There are numerous government and nongovernmental programs to help those who are food insecure. I’m often told that more coordination is needed among these programs, and help is needed matching up resources with the right types of programs and with diverse communities. I frequently hear about the many barriers that exist to accessing healthy, culturally appropriate foods. A University of Vermont study found that “Stigma and logistical concerns” were cited as the top barriers to accessing existing food security programs. But, it’s hard for any individual to stay on top of every food access and supplemental nutrition program that exists. It’s important to invite those with local and state-level knowledge of food insecurity programs to participate in planning meetings.

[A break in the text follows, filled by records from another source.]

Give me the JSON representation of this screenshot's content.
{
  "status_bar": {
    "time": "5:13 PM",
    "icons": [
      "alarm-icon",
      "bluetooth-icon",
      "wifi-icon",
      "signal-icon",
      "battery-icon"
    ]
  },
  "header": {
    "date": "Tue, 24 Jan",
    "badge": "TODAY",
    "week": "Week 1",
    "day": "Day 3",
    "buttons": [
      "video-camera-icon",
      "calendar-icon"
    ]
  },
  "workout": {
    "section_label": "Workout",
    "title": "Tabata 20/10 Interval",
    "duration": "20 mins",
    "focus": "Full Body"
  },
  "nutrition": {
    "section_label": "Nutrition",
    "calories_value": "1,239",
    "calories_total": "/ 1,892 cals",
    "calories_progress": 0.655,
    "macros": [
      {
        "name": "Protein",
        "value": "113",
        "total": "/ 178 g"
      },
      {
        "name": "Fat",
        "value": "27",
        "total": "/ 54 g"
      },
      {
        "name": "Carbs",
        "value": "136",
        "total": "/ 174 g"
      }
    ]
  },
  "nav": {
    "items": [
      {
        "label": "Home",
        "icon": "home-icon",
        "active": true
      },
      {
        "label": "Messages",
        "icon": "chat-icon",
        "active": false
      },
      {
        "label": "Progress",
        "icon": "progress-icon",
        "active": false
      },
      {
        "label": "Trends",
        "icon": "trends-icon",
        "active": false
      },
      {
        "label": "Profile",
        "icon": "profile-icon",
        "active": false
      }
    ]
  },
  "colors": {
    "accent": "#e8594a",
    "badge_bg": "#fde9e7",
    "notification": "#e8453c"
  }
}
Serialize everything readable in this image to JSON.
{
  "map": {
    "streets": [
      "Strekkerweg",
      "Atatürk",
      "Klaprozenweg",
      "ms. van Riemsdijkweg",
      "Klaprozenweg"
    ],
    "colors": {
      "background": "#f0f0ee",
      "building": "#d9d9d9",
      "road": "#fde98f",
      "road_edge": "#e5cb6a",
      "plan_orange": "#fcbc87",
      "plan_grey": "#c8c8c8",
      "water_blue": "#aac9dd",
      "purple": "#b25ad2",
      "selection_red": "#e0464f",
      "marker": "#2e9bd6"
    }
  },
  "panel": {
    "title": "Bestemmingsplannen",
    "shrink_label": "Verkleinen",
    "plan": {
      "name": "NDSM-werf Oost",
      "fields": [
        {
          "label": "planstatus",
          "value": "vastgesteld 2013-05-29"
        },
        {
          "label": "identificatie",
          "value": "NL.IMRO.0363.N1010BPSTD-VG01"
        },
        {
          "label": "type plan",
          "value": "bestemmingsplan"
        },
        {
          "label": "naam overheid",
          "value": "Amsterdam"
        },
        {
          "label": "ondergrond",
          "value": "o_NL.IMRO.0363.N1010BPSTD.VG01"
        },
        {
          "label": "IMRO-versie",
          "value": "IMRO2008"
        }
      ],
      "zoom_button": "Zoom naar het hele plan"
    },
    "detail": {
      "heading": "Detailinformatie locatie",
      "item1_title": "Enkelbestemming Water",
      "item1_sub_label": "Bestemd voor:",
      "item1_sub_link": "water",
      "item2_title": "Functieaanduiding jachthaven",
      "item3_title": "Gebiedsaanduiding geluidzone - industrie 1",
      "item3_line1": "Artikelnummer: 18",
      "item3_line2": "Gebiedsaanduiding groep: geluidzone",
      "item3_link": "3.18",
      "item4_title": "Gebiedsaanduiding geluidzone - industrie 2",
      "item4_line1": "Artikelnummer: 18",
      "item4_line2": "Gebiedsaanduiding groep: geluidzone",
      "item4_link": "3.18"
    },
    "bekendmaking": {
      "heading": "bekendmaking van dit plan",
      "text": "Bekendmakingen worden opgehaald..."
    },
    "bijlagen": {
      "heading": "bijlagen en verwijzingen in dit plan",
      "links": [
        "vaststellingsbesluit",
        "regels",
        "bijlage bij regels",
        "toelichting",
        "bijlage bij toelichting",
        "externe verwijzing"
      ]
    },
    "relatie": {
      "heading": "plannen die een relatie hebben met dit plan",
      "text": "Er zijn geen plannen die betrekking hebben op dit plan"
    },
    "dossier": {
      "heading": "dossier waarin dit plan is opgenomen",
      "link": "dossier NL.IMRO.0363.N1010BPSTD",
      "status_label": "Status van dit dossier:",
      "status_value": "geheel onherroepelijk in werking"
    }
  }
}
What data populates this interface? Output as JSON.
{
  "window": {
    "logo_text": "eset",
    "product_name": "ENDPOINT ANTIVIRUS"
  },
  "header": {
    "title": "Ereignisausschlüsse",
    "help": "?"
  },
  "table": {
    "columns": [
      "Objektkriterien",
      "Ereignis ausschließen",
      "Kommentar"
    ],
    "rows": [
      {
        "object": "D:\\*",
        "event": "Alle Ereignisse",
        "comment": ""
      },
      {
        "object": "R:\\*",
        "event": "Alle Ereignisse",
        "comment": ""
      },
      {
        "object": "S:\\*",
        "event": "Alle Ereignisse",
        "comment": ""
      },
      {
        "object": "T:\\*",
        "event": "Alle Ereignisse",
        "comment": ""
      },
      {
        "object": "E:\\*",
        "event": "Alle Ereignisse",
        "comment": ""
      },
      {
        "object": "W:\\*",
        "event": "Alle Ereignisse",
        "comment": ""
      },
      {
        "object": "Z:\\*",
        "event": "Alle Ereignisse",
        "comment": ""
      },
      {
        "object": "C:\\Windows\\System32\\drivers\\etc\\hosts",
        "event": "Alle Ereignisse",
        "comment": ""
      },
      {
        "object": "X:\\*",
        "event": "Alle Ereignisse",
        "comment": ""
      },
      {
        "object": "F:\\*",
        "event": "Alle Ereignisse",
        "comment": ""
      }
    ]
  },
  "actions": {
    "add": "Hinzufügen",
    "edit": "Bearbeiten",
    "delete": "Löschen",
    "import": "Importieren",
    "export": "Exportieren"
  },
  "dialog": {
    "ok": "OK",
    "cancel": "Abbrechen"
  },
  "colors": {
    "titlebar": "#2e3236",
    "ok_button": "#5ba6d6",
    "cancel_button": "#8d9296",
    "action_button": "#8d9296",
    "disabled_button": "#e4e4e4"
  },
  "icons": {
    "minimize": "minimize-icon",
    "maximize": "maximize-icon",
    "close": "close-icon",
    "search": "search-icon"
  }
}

#5: Emergencies and disasters are going to keep happening and food insecurity needs to be included in disaster planning.

Climate change is already impacting agricultural production through more extreme weather events. Climate-related disasters that impact agricultural yields can include droughts, floods, wildfire, more pest and disease outbreaks, and changes in average seasonal temperatures. But here’s the thing. The same flood event that impacts agriculture often impacts food access as well. This was seen in Vermont during the summer 2023 flood emergency. Agricultural production was impacted and food insecurity saw a temporary spike as well. A food security program, Vermont Emergency Eats, was activated in response to the need. Two take homes from the economic analysis of the Vermont Emergency Eats program:

  • The Vermont Emergency Eats program was an innovative program that simultaneously addressed economic resilience for food producers and food insecurity. More of these integrated food security programs are needed.
  • Food security programs should not be planned and designed during the emergency. Planning and disaster preparedness is needed far ahead of the disaster.

#6: There are many specialized tools and resources available for resilient food systems.

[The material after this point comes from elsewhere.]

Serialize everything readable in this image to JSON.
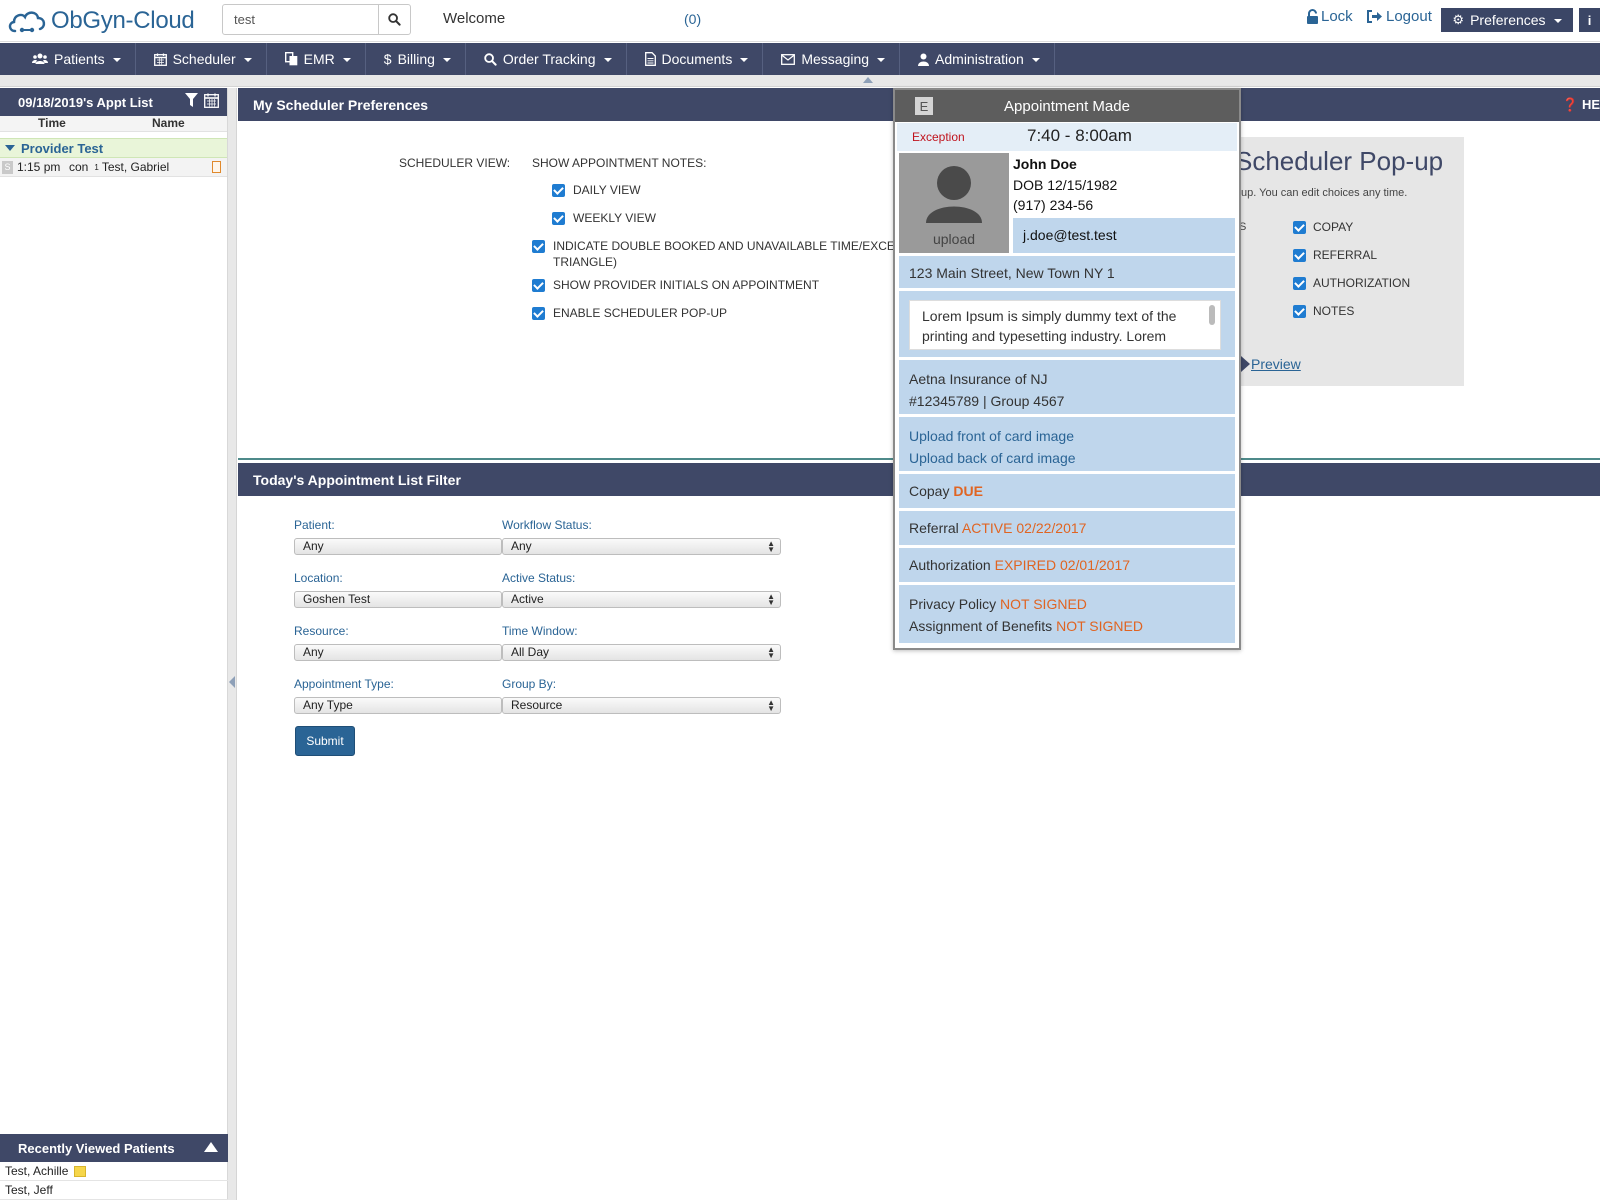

An important new tool to consider for your next planning process is NAFSN’s new Community & Agriculture Resilience Audit Tool (CARAT). According to their website, CARAT “helps community stakeholders assess how they currently utilize the assets of their local food system to achieve a substantial level of community resilience.”

According to two of the leads who collaborated on the CARAT project, Kim Hines and Debra Tropp, CARAT:

  • works best when collaborating with a wide variety of actors
  • allows the community to score themselves in 7 areas (across 101 indicators; see image below)
  • is user-friendly, with a simple worksheet/guide where the community can fill in the score for each indicator
  • helps communities discover gaps and set a baseline.

Image description: The 7 areas in the CARAT tool; image from the NAFSN webinar launching the new tool.


I hope in the upcoming years that we will see more communities planning for resilient food systems. I hope more facilitators will use the new CARAT tool. Resilient food systems are not a passing trend; they are here to stay as an important aspect of community well-being.